Between prevention for those not yet using drugs, treatment for those using, and punishment for those dealing, Scheppke said, the “three prongs” are in place to more logically tackle the opioid crisis. The Agency for Health Care Administration and the Department of Children and Families are playing key roles.

“We want to take a holistic approach,” DCF’s Thomas said, referring to the CORE approach. “Our primary goal is to support families so that they can thrive remain safely together. So we’re working to coordinate together to coordinate interventions at the right time.” DCF has five local distributors–among them the drug court foundation–who distribute free narcan, or naloxone, kits (5,385 last year). Birtolo’s Open Arms Recovery services provided support groups to nearly 1,200 participants since January 2021.

So how does federal money get translated into local action? The money is channeled through DCF, then the Health Department, which has contracted with Flagler Cares, the local non-profit, to administer the grant. Jeannette Simmons–a licensed mental health counselor–is Flagler Cares’ Chief Innovation Officer and Flagler County’s CORE coordinator. “This collaborative work is a first of its kind, whole-person treatment approach in Flagler County.
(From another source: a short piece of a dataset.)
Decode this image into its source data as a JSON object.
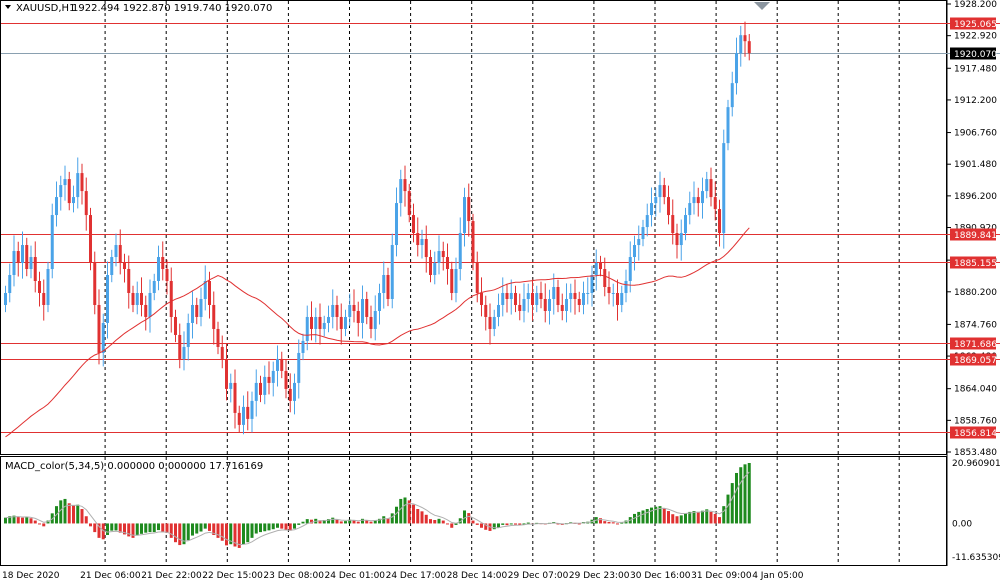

It begins with Flagler County Fire Rescue community paramedics as well as Flagler OARS peers,” Simmons said. “From there, those folks are then sent over to Flagler Cares where we will provide care coordination and connect them with our medication assisted treatment providers, outreach community care Network and SMA.”

Tucker, the fire chief, briefed the county commission in mid-October about Fire Rescue’s role. (See: “Flagler Cares and Paramedics Launch Innovative Overdose Response Force as Part of $1.3 Million Grant.”)

The goal is to replicate Birtolo’s experience, preventing or abbreviating the length of her addiction. One day her husband put her in an in-patient detox facility for a full month, where she became familiar with suboxone, which she termed life-saving. It is part of the medically-assisted recovery process gaining favor, and now making inroads in Flagler County.

“Today, I want to make sure that those of you in the crowd who haven’t thought much about medically assisted recovery, have an opportunity to begin to think about it because it’s life changing,” said Birtolo, who is now executive director of Flagler Open Arms Recovery Services, a counseling agency playing a central role in Flagler’s new approach to addiction treatment. “And we need to think about it the same way we think about medicine for any other disease, any other chronic disease. So whether you have diabetes, or whether you have cancer, you’re going to be prescribed medication. And we want the public to start thinking that way.”

Of her own non-profit’s involvement in CORE, she said: “It’s a dream come true for us.”